Im heutigen East Village hatten mehr als 50.000 deutsche Einwanderer ein vibrierendes "Kleindeutschland" gegründet. Insgesamt etwa eine halbe Million New Yorker sprachen damals Deutsch. Mit Schiffen kamen Woche für Woche Neuankömmlinge dazu. Rund um den Tompkins Park gab es auf mehr als 40 Straßenblocks Biergärten, Delikatessenläden, deutsche Schulen und Kirchen sowie Gesangs-, Sport- und Schützenvereine.

Nach der "General Slocum"-Katastrophe hatten Hunderte Männer ihre Familien verloren, die Kindergärten und Schulhöfe blieben leer, dutzende Witwer nahmen sich das Leben oder litten unter Despressionen. Andere gingen zurück nach Deutschland oder zogen weiter in den Norden Manhattans, nach Yorkville.
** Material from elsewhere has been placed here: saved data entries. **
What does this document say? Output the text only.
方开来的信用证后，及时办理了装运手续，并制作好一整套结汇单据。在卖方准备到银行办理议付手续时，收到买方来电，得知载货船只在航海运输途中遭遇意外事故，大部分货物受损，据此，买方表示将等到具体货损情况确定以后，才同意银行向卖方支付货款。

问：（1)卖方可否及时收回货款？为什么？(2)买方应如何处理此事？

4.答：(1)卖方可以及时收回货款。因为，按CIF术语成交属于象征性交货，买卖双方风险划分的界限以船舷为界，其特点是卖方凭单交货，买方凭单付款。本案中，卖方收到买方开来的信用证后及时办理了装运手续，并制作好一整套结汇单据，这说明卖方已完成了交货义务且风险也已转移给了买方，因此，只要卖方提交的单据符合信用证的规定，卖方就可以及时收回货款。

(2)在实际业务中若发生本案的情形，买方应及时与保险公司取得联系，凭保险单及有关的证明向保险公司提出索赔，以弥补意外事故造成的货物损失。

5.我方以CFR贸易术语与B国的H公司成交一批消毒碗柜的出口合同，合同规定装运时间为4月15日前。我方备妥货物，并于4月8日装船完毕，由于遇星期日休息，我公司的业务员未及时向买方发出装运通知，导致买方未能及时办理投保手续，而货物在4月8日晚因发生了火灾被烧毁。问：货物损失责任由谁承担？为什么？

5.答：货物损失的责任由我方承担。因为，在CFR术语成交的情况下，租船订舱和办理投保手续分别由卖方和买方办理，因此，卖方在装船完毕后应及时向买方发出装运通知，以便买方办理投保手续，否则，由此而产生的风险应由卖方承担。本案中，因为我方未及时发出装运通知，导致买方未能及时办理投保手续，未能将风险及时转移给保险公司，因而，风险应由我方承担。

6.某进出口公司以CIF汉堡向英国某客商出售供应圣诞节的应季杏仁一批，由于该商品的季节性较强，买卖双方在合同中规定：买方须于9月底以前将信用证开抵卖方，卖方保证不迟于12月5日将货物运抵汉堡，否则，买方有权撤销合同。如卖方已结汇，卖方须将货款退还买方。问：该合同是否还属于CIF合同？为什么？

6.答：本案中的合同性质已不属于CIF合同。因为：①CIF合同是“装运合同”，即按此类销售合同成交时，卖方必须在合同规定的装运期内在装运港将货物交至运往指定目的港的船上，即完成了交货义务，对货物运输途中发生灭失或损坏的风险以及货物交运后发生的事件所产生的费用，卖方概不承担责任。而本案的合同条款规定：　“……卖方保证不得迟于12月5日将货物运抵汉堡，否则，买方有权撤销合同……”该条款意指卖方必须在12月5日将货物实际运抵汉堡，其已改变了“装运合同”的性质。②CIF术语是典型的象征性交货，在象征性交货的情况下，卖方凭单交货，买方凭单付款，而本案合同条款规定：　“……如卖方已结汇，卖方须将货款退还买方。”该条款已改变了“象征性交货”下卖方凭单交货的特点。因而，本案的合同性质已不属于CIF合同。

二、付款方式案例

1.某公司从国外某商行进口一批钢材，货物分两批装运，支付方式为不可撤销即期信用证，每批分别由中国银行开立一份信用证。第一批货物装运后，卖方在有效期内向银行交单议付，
Dort entstand ein zweites "Little Germany", das allerdings nur ein blasser Abglanz des Vorbilds war und von dem heute nur noch wenige Spuren zu sehen sind.

Einst eines der lebendigsten Einwandererviertel ist "Kleindeutschland" heute - anders als etwa Chinatown oder Little Italy - fast völlig verschwunden. "Die tödlichste Katastrophe in New York vor 9/11", so fasst es das Smithsonian Museum zusammen, "hat schlussendlich eine ganze deutsche Gemeinschaft von der Landkarte Manhattans ausradiert."